Research paper by Terho T Lehtimäki, Jukka J Hemminki, Riikka R Rontu, Vera V Mikkilä, Leena L Räsänen, Marika M Laaksonen, Nina N Hutri-Kähönen, Mika M Kähönen, Jorma J Viikari, Olli O Raitakari

Indexed on: 04 Oct '06Published on: 04 Oct '06Published in: Pediatrics


The effect of adult-type hypolactasia, caused by the lactase-phlorizin hydrolase C/C-13910 genotype, on growth is unknown.

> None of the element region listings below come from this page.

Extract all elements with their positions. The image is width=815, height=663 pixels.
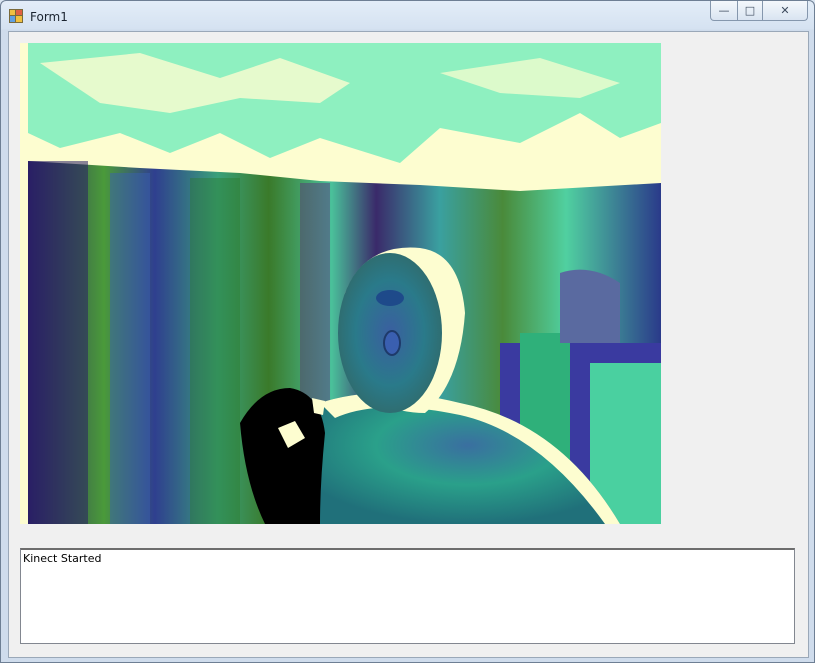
form-client-area: Kinect Started (8, 31, 809, 658)
title-bar[interactable]: Form1 — □ ✕ (1, 1, 814, 31)
depth-image (20, 43, 661, 524)
main-window: Form1 — □ ✕ Kinect Started (0, 0, 815, 663)
log-line: Kinect Started (23, 552, 102, 565)
close-icon: ✕ (780, 4, 790, 17)
app-icon[interactable] (9, 9, 23, 23)
log-textbox[interactable]: Kinect Started (20, 548, 795, 644)
close-button[interactable]: ✕ (763, 1, 808, 21)
minimize-icon: — (718, 4, 730, 17)
window-title: Form1 (30, 10, 68, 24)
maximize-icon: □ (744, 4, 756, 17)
caption-buttons: — □ ✕ (710, 1, 808, 21)
depth-picturebox (20, 43, 661, 524)
minimize-button[interactable]: — (710, 1, 738, 21)
maximize-button[interactable]: □ (738, 1, 763, 21)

We studied whether this polymorphism was associated with body height growth, the use of milk products, or dietary calcium intake.A prospective cohort study was performed among 3596 randomly selected Finnish children and adolescents (3-18 years of age) in 1980, with reexamination in 1983, 1986, and 2001 (after a 21-year follow-up period). Lactase-phlorizin hydrolase C/T-13910 polymorphism was determined for 2265 participants in 2002. Nutrient intakes were measured for 1137, 858, and 1031 subjects in 1980, 1986, and 2001, respectively.The lactase-phlorizin hydrolase C/T-13910 polymorphism was not related to mean height growth speed for either boys or girls or to final mean body height in adulthood. The consumption of milk products, protein, and calcium was lowest for female subjects with the lactase-phlorizin hydrolase C/C-13910 genotype over the study years, but there were no genotype-related differences in the intake of vitamin D. For boys, significant differences were found in the consumption of milk products but not in the mean dietary intake of calcium, protein, or vitamin D.The lactase-phlorizin hydrolase C/C-13910 genotype was not associated with mean growth speed or final mean body height for either boys or girls. However, it contributed significantly to milk product consumption and dietary calcium intake from childhood into young adulthood.